On te compare souvent à Lenny Kravitz, notamment pour ton style. Tu le vis comment ? C’est agaçant ou flatteur ?
Honnêtement, ça me fait sourire. On m’a toujours comparé à quelqu’un, surtout en Belgique ou en France. À chaque coupe de cheveux, une nouvelle association : quand j’ai les cheveux courts, c’est Drake. Une casquette ? Bruno Mars. Une calvitie ? Fabrice Éboué. Et avec des locks, forcément, Lenny Kravitz. Être comparé à Lenny Kravitz, c’est quand même flatteur. Le mec est une vraie rockstar, une légende. J’ai aussi d’autres influences, comme Luka Sabbat niveau look.
On sent que tu soignes ton look. Combien de temps tu passes à t’habiller le matin ?

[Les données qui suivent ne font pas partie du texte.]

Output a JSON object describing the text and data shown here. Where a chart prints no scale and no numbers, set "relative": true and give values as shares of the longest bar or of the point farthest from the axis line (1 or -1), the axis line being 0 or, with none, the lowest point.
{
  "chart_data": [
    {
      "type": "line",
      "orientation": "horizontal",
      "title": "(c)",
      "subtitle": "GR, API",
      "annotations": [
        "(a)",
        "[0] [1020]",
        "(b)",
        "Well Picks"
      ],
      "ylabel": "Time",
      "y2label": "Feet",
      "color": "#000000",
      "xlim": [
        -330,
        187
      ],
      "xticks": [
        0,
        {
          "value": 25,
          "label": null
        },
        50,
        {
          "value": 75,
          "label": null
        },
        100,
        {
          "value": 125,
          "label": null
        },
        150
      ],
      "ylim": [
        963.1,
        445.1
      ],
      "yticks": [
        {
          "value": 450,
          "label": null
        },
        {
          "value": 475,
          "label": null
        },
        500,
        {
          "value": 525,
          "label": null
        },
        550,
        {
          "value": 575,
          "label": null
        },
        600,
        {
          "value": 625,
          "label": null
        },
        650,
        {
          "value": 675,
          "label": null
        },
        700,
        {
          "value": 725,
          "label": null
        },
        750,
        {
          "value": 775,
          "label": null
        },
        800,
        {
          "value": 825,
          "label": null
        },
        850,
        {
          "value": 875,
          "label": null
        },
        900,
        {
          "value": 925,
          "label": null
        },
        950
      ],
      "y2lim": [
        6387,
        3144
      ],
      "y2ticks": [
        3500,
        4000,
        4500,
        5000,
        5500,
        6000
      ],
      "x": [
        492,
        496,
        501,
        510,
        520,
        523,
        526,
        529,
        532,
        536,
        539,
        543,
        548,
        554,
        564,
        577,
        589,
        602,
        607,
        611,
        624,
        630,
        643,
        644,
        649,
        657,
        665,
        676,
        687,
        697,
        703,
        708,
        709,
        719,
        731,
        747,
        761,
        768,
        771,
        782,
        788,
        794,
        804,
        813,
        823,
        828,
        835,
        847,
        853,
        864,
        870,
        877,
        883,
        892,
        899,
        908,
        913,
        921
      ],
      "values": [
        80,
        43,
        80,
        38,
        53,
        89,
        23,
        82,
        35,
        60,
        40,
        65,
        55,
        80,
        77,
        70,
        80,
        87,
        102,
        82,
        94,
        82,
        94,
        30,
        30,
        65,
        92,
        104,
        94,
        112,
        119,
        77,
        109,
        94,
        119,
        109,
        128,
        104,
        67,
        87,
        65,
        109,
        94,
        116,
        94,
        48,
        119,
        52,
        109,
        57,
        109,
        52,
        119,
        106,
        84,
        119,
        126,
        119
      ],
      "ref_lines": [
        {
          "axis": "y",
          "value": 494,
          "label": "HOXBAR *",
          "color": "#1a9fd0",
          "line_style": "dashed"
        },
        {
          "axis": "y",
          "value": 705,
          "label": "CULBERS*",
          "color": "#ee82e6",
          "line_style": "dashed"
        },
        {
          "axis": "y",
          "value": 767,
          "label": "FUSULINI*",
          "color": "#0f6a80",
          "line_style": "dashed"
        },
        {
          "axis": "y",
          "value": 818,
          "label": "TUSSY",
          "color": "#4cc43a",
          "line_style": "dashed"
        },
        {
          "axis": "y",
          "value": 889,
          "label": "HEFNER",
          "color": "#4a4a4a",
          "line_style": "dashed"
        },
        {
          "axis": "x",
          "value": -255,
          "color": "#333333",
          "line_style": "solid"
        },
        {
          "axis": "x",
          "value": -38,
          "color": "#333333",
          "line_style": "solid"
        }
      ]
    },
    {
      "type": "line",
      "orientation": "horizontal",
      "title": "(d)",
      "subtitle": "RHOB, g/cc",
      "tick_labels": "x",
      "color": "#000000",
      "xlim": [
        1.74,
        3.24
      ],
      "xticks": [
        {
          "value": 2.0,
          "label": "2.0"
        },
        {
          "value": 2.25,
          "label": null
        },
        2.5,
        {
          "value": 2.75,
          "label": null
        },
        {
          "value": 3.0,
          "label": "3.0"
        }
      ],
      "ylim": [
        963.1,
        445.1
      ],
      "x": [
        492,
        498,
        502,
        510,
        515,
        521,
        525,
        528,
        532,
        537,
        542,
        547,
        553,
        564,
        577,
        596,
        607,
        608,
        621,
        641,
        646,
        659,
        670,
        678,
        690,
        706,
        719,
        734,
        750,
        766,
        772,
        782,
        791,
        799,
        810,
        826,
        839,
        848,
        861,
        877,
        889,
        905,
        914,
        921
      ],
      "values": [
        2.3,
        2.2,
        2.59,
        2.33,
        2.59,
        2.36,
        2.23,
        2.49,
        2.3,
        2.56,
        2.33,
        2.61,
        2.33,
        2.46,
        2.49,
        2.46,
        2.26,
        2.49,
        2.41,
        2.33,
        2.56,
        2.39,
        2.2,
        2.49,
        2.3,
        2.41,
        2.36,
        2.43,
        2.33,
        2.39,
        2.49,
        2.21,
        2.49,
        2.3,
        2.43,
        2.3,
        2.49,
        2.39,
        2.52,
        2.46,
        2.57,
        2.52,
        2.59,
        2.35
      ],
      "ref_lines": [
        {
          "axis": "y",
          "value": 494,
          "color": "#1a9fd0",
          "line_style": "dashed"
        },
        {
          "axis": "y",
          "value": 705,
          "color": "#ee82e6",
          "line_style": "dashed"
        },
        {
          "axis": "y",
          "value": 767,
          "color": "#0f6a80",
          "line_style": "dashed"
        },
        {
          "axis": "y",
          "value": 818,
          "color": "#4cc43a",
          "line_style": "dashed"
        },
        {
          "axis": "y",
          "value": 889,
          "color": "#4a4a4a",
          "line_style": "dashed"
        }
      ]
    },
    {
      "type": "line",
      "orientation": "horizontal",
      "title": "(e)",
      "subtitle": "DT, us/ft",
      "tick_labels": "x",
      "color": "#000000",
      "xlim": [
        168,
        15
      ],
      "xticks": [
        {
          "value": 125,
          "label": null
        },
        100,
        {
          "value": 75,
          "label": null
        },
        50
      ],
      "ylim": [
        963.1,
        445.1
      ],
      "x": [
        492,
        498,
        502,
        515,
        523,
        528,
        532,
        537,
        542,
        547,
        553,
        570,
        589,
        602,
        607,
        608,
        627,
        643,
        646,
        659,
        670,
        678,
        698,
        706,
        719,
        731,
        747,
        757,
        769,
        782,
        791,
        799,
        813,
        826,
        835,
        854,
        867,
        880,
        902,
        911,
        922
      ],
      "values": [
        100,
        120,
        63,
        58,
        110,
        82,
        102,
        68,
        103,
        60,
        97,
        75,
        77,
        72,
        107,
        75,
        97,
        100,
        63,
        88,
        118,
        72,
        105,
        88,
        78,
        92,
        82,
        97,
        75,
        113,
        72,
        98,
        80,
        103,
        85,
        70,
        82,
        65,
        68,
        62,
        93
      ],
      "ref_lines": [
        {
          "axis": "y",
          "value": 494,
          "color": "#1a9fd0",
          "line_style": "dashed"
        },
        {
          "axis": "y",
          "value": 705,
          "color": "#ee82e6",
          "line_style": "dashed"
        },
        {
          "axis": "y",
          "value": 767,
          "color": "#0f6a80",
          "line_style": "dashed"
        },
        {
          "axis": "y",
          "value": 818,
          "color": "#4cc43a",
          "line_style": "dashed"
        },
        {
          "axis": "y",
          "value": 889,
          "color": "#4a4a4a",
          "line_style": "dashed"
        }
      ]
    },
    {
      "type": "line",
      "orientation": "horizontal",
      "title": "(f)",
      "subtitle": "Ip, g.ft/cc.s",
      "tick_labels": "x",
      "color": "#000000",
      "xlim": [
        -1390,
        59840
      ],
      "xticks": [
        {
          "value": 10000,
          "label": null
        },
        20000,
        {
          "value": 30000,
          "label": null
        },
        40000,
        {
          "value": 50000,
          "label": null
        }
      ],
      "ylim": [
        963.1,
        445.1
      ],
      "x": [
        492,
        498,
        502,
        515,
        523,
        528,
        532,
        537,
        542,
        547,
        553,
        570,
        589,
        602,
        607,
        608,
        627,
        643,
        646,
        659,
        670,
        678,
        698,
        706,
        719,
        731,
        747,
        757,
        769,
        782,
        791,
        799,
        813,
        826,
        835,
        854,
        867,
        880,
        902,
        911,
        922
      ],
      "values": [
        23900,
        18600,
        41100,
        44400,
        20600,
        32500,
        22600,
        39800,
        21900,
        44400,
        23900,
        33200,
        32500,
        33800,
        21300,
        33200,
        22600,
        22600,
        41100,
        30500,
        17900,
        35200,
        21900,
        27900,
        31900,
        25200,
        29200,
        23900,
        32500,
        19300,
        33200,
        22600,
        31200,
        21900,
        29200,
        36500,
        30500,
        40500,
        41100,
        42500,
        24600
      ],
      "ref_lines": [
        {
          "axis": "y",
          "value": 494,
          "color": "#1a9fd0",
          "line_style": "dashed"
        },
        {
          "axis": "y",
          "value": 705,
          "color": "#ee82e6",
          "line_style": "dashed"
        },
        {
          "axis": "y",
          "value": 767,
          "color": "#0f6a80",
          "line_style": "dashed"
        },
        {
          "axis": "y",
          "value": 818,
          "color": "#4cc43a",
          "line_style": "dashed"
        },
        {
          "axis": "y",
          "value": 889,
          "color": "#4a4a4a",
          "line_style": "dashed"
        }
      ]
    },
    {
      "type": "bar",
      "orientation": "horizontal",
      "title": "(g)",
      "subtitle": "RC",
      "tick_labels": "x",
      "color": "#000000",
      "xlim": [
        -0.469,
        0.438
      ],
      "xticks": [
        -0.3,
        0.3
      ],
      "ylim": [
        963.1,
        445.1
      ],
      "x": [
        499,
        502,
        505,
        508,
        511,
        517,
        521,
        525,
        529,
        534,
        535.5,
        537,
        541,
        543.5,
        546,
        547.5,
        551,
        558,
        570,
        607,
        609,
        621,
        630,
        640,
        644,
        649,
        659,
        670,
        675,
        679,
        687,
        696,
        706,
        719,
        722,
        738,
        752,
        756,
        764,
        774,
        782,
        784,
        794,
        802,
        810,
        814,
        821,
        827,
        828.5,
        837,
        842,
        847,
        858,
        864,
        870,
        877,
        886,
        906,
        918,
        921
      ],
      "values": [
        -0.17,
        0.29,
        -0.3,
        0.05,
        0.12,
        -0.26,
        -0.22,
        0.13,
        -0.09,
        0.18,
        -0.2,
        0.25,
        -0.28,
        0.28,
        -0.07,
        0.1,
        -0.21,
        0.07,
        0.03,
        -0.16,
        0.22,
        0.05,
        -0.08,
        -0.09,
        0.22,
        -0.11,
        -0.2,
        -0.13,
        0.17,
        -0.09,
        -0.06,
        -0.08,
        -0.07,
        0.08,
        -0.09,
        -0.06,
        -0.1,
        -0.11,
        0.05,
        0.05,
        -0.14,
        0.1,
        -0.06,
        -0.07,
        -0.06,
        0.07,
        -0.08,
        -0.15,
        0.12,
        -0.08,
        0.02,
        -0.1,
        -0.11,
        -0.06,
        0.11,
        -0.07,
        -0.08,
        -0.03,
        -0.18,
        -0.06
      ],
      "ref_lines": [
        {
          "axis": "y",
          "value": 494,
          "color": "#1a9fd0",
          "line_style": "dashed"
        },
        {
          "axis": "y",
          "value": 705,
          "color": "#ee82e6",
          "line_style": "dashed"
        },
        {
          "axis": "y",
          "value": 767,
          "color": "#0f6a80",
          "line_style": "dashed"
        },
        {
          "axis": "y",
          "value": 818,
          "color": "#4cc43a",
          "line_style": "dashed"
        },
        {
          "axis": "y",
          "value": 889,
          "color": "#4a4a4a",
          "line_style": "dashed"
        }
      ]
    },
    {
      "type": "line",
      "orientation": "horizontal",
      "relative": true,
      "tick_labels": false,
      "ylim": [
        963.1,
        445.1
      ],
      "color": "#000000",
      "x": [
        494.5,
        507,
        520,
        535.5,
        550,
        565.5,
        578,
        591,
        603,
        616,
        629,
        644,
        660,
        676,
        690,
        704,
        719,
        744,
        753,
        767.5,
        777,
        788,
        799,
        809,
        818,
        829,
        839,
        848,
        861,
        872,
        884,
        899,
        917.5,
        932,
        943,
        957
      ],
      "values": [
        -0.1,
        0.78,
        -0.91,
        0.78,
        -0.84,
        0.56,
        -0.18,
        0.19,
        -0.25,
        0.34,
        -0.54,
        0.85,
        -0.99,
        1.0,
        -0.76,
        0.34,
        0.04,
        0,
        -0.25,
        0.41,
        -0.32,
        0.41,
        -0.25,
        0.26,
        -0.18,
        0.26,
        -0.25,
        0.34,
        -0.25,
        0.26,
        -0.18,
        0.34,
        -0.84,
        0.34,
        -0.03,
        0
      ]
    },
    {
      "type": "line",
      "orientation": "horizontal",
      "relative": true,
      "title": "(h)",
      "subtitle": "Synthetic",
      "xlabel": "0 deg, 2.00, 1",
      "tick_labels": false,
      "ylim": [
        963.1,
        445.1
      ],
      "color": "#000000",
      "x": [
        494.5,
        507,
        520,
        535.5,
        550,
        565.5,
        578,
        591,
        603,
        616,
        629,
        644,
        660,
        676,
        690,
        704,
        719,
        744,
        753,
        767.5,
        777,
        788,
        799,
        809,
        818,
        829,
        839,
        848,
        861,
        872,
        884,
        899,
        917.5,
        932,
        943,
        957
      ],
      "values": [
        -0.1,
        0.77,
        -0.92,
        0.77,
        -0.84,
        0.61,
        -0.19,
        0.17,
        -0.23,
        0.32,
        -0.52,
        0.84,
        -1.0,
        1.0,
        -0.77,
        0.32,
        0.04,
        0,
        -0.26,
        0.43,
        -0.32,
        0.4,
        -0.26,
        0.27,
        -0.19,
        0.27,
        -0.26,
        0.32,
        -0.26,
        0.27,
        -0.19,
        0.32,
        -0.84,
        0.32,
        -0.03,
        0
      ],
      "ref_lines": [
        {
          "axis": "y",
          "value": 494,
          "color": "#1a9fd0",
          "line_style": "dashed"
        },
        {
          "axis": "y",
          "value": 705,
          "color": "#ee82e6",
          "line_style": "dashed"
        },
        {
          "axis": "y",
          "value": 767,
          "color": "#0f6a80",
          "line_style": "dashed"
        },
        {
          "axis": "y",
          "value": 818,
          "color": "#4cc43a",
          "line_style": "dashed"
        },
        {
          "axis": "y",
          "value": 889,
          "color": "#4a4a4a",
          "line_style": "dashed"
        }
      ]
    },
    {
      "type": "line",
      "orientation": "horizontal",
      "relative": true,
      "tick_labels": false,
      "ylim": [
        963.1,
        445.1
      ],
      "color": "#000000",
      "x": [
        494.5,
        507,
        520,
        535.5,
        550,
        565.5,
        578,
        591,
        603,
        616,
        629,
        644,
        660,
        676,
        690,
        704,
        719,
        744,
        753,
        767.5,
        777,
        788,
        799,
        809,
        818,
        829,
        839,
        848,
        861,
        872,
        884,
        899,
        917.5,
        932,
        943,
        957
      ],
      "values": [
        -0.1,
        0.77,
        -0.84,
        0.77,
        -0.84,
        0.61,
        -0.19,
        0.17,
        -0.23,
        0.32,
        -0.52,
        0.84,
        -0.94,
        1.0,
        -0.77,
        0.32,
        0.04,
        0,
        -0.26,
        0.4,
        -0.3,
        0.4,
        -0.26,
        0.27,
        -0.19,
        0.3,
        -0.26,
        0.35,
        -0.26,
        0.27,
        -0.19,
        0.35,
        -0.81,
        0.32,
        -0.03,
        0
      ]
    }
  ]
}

Je vais te faire une petite exclusivité : en réalité, je suis très terre-à-terre. Pratico-pratique, comme on dit. Dès qu’il commence à faire froid, je perds tout sens du style. Entre novembre et mars, c’est col roulé noir et pantalon noir tous les jours. En hiver, c’est zéro prise de tête. En revanche, quand les beaux jours reviennent, je commence à faire plus attention. Depuis un ou deux ans, je m’y intéresse davantage : je cherche des inspirations. Il m’arrive de passer 10 minutes à trouver une tenue qui me plaît et dans laquelle je me sens bien. Mais, quoi qu’il arrive, le confort reste la priorité !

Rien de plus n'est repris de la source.